今日は「心もよう」について考えてみたい。1973/9シングル盤としてリリースされた曲である。
「19才になったお祝いに 作った歌も 忘れたのに」。彼女が陽水と同じ年なら歌をつくったのは1967年ということになる。まだデビュー前の福岡にいた頃の思い出である。彼女と別れて東京に出てきたが、福岡にいる彼女のことを思い出し、寂しいと手紙を書いている姿が素直に想像できるが、もしそのようなことなら、あえて取り上げる必要もない。そこで手紙を書いている相手が彼女ではなく別の人である可能性はないのであろうかと考えてみた。
相手が彼女の場合の違和感がいくつか感じられる。 (1)この唄は後年になっても繰り返しコンサートで歌っている。10代の思い出をずっと引きずっているとは考えにくい。 (2)「くもりガラスの外は雨 私の気持ちは書けません  さみしさだけを手紙につめて ふるさとにすむあなたに送る」。相手が彼女なら、寂しいという気持ちを切々と書けると思うが、どうしても書けない様子が伺える。さみしいと思っているが、さみしいと言いたくないと思っているようだ。 (3)「あなたの笑い顔を ふしぎなことに今日は覚えていました」と言っている。記念につくった歌を忘れたのに、笑顔はありありと思い出しているということは、余程印象に残っているんだろうが、彼女の笑顔なら日常的に見ていただろうから、少し違和感を感じる。(4)「あなたにとって見飽きた文字が 季節の中で埋もれてしまう」。彼女が見飽きるほど頻繁に手紙を書いていたとも思えない (5)新曲をリリースするタイミングは、通常月始めの1日であるが、この曲は21日にリリースしている。12月にはアルバム「氷の世界」がリリース予定になっているので、セールス的にいろいろあるのであろうが、既にかなり前に出来ていたが、リリースを躊躇していたものを急遽リリースしたのではないかと想像してしまう。ためらっていたのは、納得いかない部分があって何度か書き直していたのではないだろうか。そして、これが最も引っ掛かる点であるが、弾き語りのコンサートで「心もよう」を歌う前に「大変な唄だね」と語ったことがあった。大変な思いをして苦労の末に出来上がったという意味であろう。彼女に対する思いであれば、曲作りにそんなに苦労するとは思えない。

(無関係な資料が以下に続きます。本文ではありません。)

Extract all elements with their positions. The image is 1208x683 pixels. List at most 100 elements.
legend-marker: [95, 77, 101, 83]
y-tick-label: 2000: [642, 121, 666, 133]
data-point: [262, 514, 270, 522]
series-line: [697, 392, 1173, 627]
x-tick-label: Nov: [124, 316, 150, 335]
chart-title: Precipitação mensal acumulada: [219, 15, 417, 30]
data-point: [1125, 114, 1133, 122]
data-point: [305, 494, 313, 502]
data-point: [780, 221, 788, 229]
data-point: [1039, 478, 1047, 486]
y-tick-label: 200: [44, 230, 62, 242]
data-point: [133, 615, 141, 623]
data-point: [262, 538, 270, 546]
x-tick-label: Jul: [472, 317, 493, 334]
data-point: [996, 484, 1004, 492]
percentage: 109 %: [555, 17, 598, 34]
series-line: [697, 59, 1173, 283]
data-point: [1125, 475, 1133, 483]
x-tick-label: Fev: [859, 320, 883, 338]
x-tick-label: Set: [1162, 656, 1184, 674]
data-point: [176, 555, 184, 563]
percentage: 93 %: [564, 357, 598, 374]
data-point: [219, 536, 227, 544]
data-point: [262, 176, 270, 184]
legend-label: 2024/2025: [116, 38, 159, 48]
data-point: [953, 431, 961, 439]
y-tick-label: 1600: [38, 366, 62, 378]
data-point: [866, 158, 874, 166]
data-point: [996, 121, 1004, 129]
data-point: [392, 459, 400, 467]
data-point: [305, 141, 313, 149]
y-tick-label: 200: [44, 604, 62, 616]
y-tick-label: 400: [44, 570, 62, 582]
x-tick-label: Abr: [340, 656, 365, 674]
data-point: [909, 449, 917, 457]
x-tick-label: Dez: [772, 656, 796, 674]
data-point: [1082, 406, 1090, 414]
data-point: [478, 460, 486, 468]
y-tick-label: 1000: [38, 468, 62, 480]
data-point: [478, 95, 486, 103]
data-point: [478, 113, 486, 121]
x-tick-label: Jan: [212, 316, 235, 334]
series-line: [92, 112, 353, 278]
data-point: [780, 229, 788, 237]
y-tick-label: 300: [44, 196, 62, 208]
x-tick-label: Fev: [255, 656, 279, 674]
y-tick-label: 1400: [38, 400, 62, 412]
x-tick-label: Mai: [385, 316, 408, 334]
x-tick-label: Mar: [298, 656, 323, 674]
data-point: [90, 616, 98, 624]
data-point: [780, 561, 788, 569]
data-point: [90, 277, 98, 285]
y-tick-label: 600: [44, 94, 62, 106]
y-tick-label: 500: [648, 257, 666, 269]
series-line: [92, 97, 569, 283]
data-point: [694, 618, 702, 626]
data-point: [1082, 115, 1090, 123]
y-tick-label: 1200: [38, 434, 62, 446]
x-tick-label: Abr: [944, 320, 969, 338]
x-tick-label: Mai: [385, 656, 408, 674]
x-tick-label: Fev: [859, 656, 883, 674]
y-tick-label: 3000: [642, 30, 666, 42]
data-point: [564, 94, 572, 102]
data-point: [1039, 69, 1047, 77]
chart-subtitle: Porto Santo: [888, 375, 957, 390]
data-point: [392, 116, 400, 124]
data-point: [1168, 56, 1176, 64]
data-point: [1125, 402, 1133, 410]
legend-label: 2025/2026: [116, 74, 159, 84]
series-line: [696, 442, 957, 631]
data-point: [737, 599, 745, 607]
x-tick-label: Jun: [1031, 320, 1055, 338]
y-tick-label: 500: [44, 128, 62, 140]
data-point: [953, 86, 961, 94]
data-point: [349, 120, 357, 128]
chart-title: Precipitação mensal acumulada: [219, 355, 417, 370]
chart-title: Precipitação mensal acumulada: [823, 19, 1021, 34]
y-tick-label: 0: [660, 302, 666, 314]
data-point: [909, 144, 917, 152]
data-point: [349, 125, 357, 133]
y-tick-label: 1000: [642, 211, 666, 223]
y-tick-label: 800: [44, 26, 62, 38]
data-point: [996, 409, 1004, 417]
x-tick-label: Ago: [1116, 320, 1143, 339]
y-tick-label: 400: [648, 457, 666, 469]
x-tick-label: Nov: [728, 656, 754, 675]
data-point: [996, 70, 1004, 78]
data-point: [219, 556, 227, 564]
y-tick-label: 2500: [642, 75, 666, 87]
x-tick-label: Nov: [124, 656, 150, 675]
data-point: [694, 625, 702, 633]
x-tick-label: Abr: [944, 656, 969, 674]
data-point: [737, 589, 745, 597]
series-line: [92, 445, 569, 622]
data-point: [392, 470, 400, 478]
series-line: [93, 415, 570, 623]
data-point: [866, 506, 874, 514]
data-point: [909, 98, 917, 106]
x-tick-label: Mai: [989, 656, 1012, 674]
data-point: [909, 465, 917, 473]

そこで仮に相手が母ならどうであろうか。これらの違和感がかなり解消されると思われるが。もちろん、母だとすると「19才になったお祝いに 作った歌も忘れたのに」というようなフレーズは、かなりおかしくはあるが。しかしながら、二十歳前後の青年では母への思いをストレートに歌えるとも思えない。一部彼女との思い出と交錯しながら母への思いを歌っているようにも感じられる。
なお、「人生が二度あれば」で母への思いを涙ながらに歌っていた陽水が、その後この歌をほとんど歌っていないというのも納得がいかない。それに代る歌ではないかと思ってしまうのだが、私の思い過ごしだろうか。